La FDSEA invite donc les éleveurs laitiers à se montrer extrêmement prudent. « Dans l’immédiat nous incitons les producteurs à ne pas signer », insiste Jean-Jacques Poëzévara, le président de la FDSEA. En demandant aux éleveurs qui recevraient des propositions à les faire suivre après des services de la FDSEA pour les faire analyser.

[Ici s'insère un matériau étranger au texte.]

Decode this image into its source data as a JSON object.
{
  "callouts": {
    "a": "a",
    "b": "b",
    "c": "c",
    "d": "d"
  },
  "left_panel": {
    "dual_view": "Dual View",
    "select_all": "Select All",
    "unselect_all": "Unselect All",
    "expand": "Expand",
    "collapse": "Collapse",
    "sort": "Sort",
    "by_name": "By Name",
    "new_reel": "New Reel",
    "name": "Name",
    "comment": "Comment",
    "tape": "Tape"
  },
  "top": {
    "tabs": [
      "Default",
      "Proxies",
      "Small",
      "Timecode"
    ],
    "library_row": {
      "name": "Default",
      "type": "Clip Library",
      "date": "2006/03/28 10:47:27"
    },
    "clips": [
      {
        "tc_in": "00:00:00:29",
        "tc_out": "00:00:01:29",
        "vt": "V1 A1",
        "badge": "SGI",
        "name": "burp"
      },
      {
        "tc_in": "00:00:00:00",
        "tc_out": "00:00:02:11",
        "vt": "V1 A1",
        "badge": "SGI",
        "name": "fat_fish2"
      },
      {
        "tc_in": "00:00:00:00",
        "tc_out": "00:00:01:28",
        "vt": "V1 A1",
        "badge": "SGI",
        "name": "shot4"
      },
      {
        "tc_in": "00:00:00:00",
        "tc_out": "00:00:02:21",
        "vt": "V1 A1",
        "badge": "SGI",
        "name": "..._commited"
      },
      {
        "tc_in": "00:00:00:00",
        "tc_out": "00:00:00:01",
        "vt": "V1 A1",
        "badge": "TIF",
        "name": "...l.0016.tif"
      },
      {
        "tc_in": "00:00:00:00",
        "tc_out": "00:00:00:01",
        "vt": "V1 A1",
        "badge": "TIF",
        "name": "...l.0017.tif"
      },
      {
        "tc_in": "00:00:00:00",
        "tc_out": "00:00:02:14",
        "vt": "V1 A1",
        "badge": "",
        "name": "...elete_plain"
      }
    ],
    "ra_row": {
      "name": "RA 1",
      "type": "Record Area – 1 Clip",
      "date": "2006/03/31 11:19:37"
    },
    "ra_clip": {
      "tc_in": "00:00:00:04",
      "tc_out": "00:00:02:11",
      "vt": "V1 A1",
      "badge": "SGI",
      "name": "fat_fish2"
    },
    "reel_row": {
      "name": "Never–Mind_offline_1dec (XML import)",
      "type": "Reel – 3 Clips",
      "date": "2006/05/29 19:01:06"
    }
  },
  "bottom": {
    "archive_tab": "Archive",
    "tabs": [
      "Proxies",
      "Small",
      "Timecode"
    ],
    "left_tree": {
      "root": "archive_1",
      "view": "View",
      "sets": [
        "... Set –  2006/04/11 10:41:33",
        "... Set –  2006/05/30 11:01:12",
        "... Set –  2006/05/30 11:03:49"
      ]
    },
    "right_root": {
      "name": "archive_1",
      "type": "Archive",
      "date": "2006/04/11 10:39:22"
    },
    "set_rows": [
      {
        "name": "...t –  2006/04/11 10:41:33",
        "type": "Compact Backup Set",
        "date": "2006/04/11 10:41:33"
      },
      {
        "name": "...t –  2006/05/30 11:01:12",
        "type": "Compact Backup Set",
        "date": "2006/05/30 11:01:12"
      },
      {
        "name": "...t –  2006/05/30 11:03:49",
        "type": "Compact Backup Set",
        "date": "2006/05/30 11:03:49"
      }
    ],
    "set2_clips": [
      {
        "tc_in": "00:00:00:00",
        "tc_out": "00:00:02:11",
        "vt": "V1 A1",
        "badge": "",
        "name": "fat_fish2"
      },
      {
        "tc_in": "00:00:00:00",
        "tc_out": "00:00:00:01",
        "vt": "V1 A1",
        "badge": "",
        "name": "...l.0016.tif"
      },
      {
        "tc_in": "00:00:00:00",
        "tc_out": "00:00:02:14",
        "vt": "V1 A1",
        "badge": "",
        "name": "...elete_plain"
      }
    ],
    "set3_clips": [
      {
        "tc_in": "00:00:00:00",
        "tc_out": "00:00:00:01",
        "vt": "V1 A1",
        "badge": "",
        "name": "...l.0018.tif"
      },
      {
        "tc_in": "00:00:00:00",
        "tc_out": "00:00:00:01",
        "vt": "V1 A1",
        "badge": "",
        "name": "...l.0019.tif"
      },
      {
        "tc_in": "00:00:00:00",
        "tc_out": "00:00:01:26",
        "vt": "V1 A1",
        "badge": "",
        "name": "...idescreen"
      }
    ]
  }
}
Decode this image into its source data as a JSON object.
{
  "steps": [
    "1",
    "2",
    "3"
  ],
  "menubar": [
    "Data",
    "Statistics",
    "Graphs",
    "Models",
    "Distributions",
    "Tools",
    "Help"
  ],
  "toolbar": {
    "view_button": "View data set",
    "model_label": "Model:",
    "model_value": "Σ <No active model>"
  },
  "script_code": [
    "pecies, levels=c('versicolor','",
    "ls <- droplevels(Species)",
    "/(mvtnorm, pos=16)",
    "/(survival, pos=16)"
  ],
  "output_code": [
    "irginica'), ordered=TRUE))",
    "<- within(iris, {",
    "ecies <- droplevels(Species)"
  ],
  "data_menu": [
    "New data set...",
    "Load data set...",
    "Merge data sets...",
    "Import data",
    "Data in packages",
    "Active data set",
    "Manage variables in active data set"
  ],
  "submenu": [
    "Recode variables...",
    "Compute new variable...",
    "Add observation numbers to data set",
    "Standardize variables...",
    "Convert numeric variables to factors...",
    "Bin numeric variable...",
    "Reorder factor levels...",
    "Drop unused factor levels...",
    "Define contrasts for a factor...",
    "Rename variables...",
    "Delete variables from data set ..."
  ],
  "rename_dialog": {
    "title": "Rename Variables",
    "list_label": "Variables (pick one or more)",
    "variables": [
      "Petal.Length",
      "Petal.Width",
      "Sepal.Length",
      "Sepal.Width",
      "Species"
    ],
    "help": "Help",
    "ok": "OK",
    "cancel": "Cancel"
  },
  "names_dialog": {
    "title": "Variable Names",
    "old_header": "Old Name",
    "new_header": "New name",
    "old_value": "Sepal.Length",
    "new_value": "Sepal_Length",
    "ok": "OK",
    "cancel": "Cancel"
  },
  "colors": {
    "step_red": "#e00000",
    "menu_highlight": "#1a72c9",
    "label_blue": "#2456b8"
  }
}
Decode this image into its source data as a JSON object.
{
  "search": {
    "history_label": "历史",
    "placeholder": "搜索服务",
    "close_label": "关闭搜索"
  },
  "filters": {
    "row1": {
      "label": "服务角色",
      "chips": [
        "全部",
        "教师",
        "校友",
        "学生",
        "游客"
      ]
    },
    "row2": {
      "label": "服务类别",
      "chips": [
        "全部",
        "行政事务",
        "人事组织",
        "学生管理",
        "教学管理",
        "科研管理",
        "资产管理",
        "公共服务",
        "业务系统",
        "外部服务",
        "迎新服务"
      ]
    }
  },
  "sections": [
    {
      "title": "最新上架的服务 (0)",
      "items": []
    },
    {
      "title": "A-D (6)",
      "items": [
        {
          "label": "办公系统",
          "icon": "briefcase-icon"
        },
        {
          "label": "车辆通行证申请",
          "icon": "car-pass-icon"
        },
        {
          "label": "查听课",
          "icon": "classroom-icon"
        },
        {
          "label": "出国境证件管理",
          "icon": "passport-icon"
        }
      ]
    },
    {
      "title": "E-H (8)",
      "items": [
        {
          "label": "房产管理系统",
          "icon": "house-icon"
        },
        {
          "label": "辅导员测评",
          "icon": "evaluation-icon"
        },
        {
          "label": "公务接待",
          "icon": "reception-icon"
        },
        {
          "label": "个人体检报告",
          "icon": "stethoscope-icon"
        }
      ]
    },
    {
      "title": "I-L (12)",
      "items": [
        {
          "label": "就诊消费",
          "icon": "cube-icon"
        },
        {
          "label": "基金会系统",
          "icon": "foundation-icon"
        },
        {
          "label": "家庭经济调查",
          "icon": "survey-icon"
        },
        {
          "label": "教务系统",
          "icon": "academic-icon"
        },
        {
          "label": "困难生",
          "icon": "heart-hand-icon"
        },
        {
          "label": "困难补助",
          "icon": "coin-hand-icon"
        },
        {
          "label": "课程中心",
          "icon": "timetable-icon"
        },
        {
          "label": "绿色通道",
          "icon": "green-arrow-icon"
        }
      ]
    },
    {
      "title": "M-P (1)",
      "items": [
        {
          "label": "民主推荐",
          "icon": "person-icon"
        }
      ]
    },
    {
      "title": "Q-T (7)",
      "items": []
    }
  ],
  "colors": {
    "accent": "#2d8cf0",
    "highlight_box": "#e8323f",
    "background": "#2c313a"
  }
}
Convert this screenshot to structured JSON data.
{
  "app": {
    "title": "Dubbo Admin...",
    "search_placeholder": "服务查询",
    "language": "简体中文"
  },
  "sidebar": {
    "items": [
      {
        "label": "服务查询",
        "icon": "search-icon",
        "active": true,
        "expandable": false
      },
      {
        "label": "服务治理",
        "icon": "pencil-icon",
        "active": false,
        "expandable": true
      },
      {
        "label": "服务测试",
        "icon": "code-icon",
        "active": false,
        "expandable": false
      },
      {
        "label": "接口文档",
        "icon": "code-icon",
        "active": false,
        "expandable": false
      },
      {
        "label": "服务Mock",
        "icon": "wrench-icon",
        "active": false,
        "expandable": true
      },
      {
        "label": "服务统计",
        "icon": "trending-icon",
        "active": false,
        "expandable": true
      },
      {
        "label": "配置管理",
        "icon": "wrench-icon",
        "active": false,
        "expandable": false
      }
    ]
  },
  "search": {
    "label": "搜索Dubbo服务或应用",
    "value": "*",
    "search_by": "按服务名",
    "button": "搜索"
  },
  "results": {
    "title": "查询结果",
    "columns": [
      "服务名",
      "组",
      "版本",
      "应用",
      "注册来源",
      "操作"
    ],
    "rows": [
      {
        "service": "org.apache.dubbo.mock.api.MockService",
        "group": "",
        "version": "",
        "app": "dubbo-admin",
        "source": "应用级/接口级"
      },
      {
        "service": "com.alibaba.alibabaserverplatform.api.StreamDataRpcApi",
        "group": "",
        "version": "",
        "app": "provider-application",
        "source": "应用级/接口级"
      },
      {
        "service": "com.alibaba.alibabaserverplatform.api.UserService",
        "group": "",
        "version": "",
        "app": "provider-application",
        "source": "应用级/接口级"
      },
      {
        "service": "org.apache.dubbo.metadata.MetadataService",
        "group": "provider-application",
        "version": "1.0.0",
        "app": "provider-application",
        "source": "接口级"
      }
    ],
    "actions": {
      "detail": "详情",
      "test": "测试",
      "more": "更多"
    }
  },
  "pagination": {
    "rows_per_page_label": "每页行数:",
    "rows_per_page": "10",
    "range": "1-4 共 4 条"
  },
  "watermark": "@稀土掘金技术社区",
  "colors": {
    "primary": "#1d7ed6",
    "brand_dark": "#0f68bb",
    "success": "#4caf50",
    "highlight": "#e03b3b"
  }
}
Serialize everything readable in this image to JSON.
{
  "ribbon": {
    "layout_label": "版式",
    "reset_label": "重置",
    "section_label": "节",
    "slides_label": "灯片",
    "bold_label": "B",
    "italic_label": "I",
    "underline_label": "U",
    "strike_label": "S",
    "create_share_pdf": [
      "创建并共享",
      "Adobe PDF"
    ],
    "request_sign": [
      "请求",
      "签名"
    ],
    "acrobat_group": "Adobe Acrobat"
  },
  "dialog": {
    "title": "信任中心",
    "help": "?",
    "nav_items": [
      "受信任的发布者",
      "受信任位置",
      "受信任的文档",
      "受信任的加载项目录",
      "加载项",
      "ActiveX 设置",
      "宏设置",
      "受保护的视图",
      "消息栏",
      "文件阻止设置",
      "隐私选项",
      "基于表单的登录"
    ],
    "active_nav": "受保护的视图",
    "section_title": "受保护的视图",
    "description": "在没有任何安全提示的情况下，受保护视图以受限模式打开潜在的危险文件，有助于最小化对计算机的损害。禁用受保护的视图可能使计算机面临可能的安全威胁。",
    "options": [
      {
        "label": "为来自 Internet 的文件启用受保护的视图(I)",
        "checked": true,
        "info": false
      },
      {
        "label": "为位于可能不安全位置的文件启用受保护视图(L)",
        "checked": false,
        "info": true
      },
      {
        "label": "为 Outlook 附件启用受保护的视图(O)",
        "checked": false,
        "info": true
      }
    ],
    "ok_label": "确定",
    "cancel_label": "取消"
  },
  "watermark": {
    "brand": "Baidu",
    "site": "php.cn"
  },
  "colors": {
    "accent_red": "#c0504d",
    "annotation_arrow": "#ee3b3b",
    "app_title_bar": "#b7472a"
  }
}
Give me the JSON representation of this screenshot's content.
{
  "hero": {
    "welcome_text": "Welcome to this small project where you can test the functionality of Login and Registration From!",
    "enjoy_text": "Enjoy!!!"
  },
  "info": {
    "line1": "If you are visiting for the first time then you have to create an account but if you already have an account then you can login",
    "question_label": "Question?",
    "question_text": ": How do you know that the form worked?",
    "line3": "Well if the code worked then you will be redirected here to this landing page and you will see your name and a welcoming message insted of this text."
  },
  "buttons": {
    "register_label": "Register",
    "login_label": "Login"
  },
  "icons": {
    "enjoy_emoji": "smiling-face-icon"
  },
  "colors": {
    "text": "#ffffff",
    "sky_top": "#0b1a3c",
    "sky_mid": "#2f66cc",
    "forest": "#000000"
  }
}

D’abord l’organisation des producteurs
Le syndicat reste sur la ligne de conduite qu’elle a affirmée depuis plusieurs mois : « Ne pas laisser le producteur seul face à son entreprise ». Dès lors il ne veut pas brûler les étapes. Sa priorité du moment est l’organisation collective et économique des producteurs, notamment auprès des entreprises privées. Ce n’est qu’ensuite que les représentants des éleveurs accepteront de négocier, là aussi collectivement, la mise en œuvre du contrat. « Le contrat individuel ne devra être que la déclinaison à l’échelle de l’exploitation, du contrat négocié collectivement ». Il devra notamment intégrer les notions de volume, de durée, et de conditions de fixation du prix. Le syndicalisme espère ainsi de la transparence pour éviter une anarchie dans les modes de contractualisation.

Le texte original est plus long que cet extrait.